Leopold Estate, St Paul’s Way
There are plans afoot to regenerate the Leopold Estate, replacing old blocks with 470 new private sale and affordable homes.
The Blackwall Reach regeneration programme will transform Polar and bring nearly 1,600 new homes to the local area.
Wood Wharf is one of the largest proposed regeneration schemes in London, with plans afoot to build up to 4,500 new homes, a school and community centre.
A proposal for 900 apartments in Millharbour was deferred by the council last month, with 35 objections putting a temporary stop to the plans to build a 42-storey tower.
Estate Agent Outlook
Tom Hawkins, associate director of London RDI at Hamptons International
“The market in Tower Hamlets is currently very strong in the £500-£600 per sqft bracket. There is a very strong demand for purchasers seeking good quality new-build stock close to transport links who have been priced out from other areas.”
Carl Schmid, owner of Fyfe Mcdade
“The borough of Tower Hamlets has boomed in the past two years thanks to areas like Bethnal Green and Bow which offer a vibrant atmosphere and good transport links, combined with a lack of pretension and relative affordability against their trendier counterparts. You can still get a decent two-bedroom flat in these areas for under £500,000, while you’d only get a one-bedroom home in Hackney for the same price.”
Royal Quay, by Regal Homes
Comprising 90 studio, one- and two-bedroom apartments, the scheme occupies a former warehouse overlooking the Limehouse Cut – London’s oldest canal. Royal Quay combines canalside living with industrial chic architecture; original brickwork facades juxtapose contemporary design flourishes for optimum style, while courtyards provide centre points for residents. Local pubs include Charles Dickens’ favourite The Grapes, and The Narrow – owned by Gordon Ramsay.
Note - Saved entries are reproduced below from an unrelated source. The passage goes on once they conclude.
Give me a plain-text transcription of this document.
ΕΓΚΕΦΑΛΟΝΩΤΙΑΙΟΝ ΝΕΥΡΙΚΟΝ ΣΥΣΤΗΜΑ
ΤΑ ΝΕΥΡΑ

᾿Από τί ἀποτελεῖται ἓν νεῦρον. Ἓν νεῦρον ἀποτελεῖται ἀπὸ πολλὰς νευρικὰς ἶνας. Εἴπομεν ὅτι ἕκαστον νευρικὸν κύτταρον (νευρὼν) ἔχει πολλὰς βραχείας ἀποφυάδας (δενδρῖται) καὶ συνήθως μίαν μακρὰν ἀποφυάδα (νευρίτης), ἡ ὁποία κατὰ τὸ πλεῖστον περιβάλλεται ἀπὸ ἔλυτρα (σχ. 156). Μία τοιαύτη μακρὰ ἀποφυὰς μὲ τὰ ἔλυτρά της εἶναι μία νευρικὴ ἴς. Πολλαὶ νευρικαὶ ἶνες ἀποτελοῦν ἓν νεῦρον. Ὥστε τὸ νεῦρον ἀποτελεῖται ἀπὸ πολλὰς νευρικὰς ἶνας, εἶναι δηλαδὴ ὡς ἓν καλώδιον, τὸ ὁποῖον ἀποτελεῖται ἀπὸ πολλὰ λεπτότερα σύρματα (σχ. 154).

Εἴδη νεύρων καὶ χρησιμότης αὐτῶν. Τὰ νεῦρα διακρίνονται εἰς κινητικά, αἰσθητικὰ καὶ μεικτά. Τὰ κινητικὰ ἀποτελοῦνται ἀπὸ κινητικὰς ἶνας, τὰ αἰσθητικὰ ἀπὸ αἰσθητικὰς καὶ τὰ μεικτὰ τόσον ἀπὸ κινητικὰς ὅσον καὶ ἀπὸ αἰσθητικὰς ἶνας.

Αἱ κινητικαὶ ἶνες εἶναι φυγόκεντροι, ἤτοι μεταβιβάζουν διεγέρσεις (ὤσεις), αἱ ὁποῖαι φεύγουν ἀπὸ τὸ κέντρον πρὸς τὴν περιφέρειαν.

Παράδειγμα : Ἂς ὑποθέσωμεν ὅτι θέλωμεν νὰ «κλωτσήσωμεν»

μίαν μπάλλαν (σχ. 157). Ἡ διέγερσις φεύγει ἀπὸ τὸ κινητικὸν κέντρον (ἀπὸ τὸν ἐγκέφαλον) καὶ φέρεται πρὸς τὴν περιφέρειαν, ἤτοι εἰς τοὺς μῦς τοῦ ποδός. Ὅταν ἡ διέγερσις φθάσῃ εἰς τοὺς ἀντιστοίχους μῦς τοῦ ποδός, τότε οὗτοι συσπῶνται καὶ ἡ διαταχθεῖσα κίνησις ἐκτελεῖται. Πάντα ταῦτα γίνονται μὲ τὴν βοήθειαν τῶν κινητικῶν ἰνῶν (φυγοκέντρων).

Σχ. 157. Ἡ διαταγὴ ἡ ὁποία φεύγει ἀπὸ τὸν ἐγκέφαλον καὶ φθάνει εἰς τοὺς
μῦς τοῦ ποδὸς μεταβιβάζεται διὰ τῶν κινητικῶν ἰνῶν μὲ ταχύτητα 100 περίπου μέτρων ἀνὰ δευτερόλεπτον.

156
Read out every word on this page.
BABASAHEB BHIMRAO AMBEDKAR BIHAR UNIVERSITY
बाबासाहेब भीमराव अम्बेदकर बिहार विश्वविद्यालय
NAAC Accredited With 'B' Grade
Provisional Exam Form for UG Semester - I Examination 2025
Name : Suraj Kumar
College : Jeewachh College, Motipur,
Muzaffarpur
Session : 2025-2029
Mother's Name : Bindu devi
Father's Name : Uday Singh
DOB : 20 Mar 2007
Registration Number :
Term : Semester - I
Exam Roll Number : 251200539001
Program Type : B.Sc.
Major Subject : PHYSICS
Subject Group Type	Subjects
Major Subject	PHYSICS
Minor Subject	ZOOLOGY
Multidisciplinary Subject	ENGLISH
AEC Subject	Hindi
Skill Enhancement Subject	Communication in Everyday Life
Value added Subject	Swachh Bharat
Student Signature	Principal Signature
Transport links from Limehouse and Westferry deliver commuters to Canary Wharf and the City in minutes.
Prices at the development start from £250,000, offering unrivalled affordability for a central London location.
Find out more at www.regal-homes.co.uk ; 020 7328 7171
Goodman’s Fields, by Berkeley Homes
The latest phase here, Kingswood Gardens, has recently been launched, with prices starting at £735,000. Comprising over 920 studio, one-, two- and three-bedroom apartments and penthouses, Goodman’s Fields is arranged across seven acres and within walking distance of the City, Whitechapel, Shoreditch and Old Street.
Goodman’s Fields boasts five-star hotel-standard facilities for the private use of its residents, including an onsite indoor pool, spa, state-of-the-art gym, private cinema and business lounge.